ALERTE AUX PUNAISES DE LIT !

Alerte aux punaises de Lit !

Elles sont envahissantes. Les insecticides sont inefficaces. Conseils pour en venir à bout.

Un produit efficace : INSECTICIDE DE CONTACT / BARRIÈRE AUX INSECTES BIO JAG

Je m’épanouis là où les humains se reposent, je me nourris quasi exclusivement de leur sang, j’adore voyager et je peux faire péter les plombs de mes hôtes… Qui suis-je ? Non, je ne suis pas une nouvelle espèce de vampire, mais un fléau bien plus réel : la punaise de lit. Quasi disparue des foyers depuis les années 1950, l’insecte connaît une recrudescence depuis deux ans, mobilisant deux fois plus les services de désinsectisation, chez les particuliers, auprès des collectivités, des responsables d’immeubles ou des hôteliers.

En cette Journée mondiale de prévention des nuisibles, la Chambre syndicale désinfection, désinsectisation, dératisation (CS3D) recense près de 200 000 sites infestés en France. «C’est la résurgence d’un fléau», estime Jean-Michel Michaux, vétérinaire. «On avait réussi à l’éradiquer avec des insecticides désormais interdits pour des raisons environnementales.»

Conséquence du mode de vie des résidants des grandes villes, qui vivent dans des habitats concentrés et se déplacent plus fréquemment, les punaises de lit prolifèrent.
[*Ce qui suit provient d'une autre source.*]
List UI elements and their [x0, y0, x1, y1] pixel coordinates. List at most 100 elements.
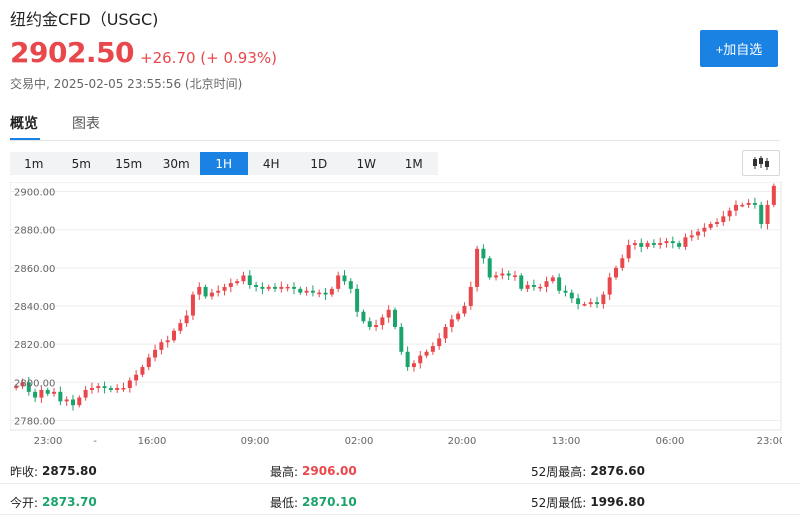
- stat-label: 52周最高:: [531, 464, 587, 479]
- candle: [550, 275, 555, 284]
- candle: [449, 314, 454, 333]
- period-1mo[interactable]: 1M: [390, 152, 438, 175]
- period-4h[interactable]: 4H: [248, 152, 296, 175]
- candle: [298, 286, 303, 295]
- y-tick-label: 2880.00: [14, 226, 55, 237]
- candle-body: [146, 357, 151, 368]
- last-price: 2902.50: [10, 36, 135, 69]
- candle-body: [348, 281, 353, 289]
- y-tick-label: 2860.00: [14, 264, 55, 275]
- candle-body: [361, 311, 366, 322]
- view-tabs: 概览 图表: [10, 113, 134, 141]
- candle-body: [475, 248, 480, 287]
- candle: [96, 383, 101, 393]
- candle: [33, 388, 38, 403]
- candle-body: [77, 397, 82, 406]
- candle: [254, 281, 259, 292]
- candle-body: [677, 243, 682, 247]
- candle: [563, 285, 568, 297]
- candle-body: [254, 285, 259, 287]
- stat-label: 最低:: [270, 495, 299, 510]
- candle: [89, 382, 94, 394]
- candle-body: [209, 292, 214, 297]
- candle-body: [430, 346, 435, 352]
- candle-body: [323, 292, 328, 295]
- tab-chart[interactable]: 图表: [72, 113, 100, 141]
- candle-body: [39, 389, 44, 398]
- candle: [197, 282, 202, 300]
- candle: [632, 239, 637, 250]
- x-tick-label: 13:00: [552, 436, 581, 447]
- candle: [279, 281, 284, 293]
- candle-body: [651, 243, 656, 245]
- period-15m[interactable]: 15m: [105, 152, 153, 175]
- candle: [348, 278, 353, 294]
- candle-body: [557, 277, 562, 291]
- candle-body: [222, 286, 227, 291]
- candle: [519, 273, 524, 292]
- candle: [487, 256, 492, 280]
- period-1d[interactable]: 1D: [295, 152, 343, 175]
- x-tick-label: 06:00: [656, 436, 685, 447]
- candle-body: [58, 391, 63, 402]
- candle: [140, 364, 145, 377]
- candle: [222, 283, 227, 296]
- candle: [70, 394, 75, 411]
- x-tick-label: 23:00: [34, 436, 63, 447]
- candle-body: [159, 342, 164, 350]
- period-30m[interactable]: 30m: [153, 152, 201, 175]
- candle: [228, 278, 233, 293]
- stat-low: 最低: 2870.10: [270, 489, 357, 515]
- stat-label: 52周最低:: [531, 495, 587, 510]
- price-chart[interactable]: 2900.00 2880.00 2860.00 2840.00 2820.00 2800.…: [10, 182, 782, 450]
- candle-body: [563, 290, 568, 293]
- candle: [670, 236, 675, 249]
- candle-body: [235, 281, 240, 284]
- candle-body: [298, 288, 303, 293]
- candle: [462, 302, 467, 317]
- candle-body: [329, 288, 334, 295]
- candle-body: [380, 317, 385, 326]
- candle-body: [437, 338, 442, 347]
- candle: [235, 278, 240, 286]
- candle: [418, 351, 423, 369]
- candle: [247, 270, 252, 289]
- candle: [304, 286, 309, 296]
- candle-body: [70, 399, 75, 406]
- y-tick-label: 2820.00: [14, 340, 55, 351]
- candle: [752, 197, 757, 209]
- stat-value: 2876.60: [590, 464, 645, 478]
- candle: [481, 244, 486, 264]
- stat-value: 2870.10: [302, 495, 357, 509]
- candle: [569, 289, 574, 303]
- period-1h[interactable]: 1H: [200, 152, 248, 175]
- period-5m[interactable]: 5m: [58, 152, 106, 175]
- candle-body: [689, 235, 694, 238]
- candle: [411, 360, 416, 372]
- candle: [620, 254, 625, 271]
- period-1w[interactable]: 1W: [343, 152, 391, 175]
- candle: [607, 272, 612, 300]
- x-tick-label: 23:00: [757, 436, 782, 447]
- candle: [127, 377, 132, 393]
- candle: [77, 395, 82, 408]
- candle-body: [494, 275, 499, 278]
- stat-value: 2875.80: [42, 464, 97, 478]
- candle-body: [607, 277, 612, 295]
- candle-body: [771, 185, 776, 205]
- candle-body: [134, 374, 139, 381]
- candle: [626, 239, 631, 263]
- add-to-watchlist-button[interactable]: +加自选: [700, 30, 778, 67]
- candle-body: [740, 204, 745, 207]
- instrument-title: 纽约金CFD（USGC): [10, 10, 159, 29]
- chart-type-button[interactable]: [742, 150, 780, 176]
- period-1m[interactable]: 1m: [10, 152, 58, 175]
- candle-body: [639, 243, 644, 247]
- stat-value: 1996.80: [590, 495, 645, 509]
- candle: [576, 293, 581, 310]
- candle-body: [285, 286, 290, 289]
- candle-body: [500, 273, 505, 276]
- candle: [355, 284, 360, 318]
- candle-body: [121, 388, 126, 390]
- tab-overview[interactable]: 概览: [10, 113, 38, 141]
Sommiers, matelas et canapés sont leurs lieux d’élection favoris. «Leurs conditions préférées pour établir une colonie ? Une zone où l’homme reste tranquille, et où elles pourront le piquer pour faire des repas de sang humain, qui constitue 89 % de leur alimentation», détaille Jean-Pierre Michaux.

 

Elles s’invitent dans tous les types d’appartement

Contrairement aux cafards, ces bestioles, aussi appelées puces de lit, ne sont pas associées à un problème d’hygiène. Elles s’invitent aussi bien dans les cinq-étoiles que dans les cités universitaires. «Mais elles posent un véritable problème de santé publique et créent des phobies importantes chez leurs victimes», estime l’expert. Leur passage reste une expérience traumatisante, même cinq ans après, pour Emilie, qui «garde des séquelles et ne dort plus que dans des draps blancs». «Tous les soirs, on se couche en sachant que ces choses vont vous manger, sans les voir. C’est une vraie psychose. Je ne dormais plus», assure la jeune femme. «L’horreur, c’est que je ne réagis pas aux piqûres, donc je m’en suis rendu compte en voyant une punaise sur mon lit !»

Le premier signe d’infestation, estiment les experts, c’est de se réveiller avec des piqûres sur le corps. «Si on a des soupçons, qu’on voit des taches sur ses draps, il faut faire confirmer leur présence», estime Julie Gaultier, de la société Dogscan. Avec son chien Rocky, dressé aux Etats-Unis pour repérer les punaises, Julie intervient souvent après un premier traitement qui n’a pas marché.

Le chien indique les zones où se sont réfugiées les petites bêtes, plinthes, placards, doubles rideaux, cadres de tableaux, etc. «Beaucoup de gens essaient de traiter avec des produits achetés en grande surface, qui sont inefficaces», insiste Julie. «Ils pètent les plombs à cause de ces échecs répétés. Il faut au minimum deux traitements à quinze jours d’intervalle. C’est l’équivalent d’un déménagement», reconnaît-elle. Du lourd, mais nécessaire pour éradiquer ces indésirables.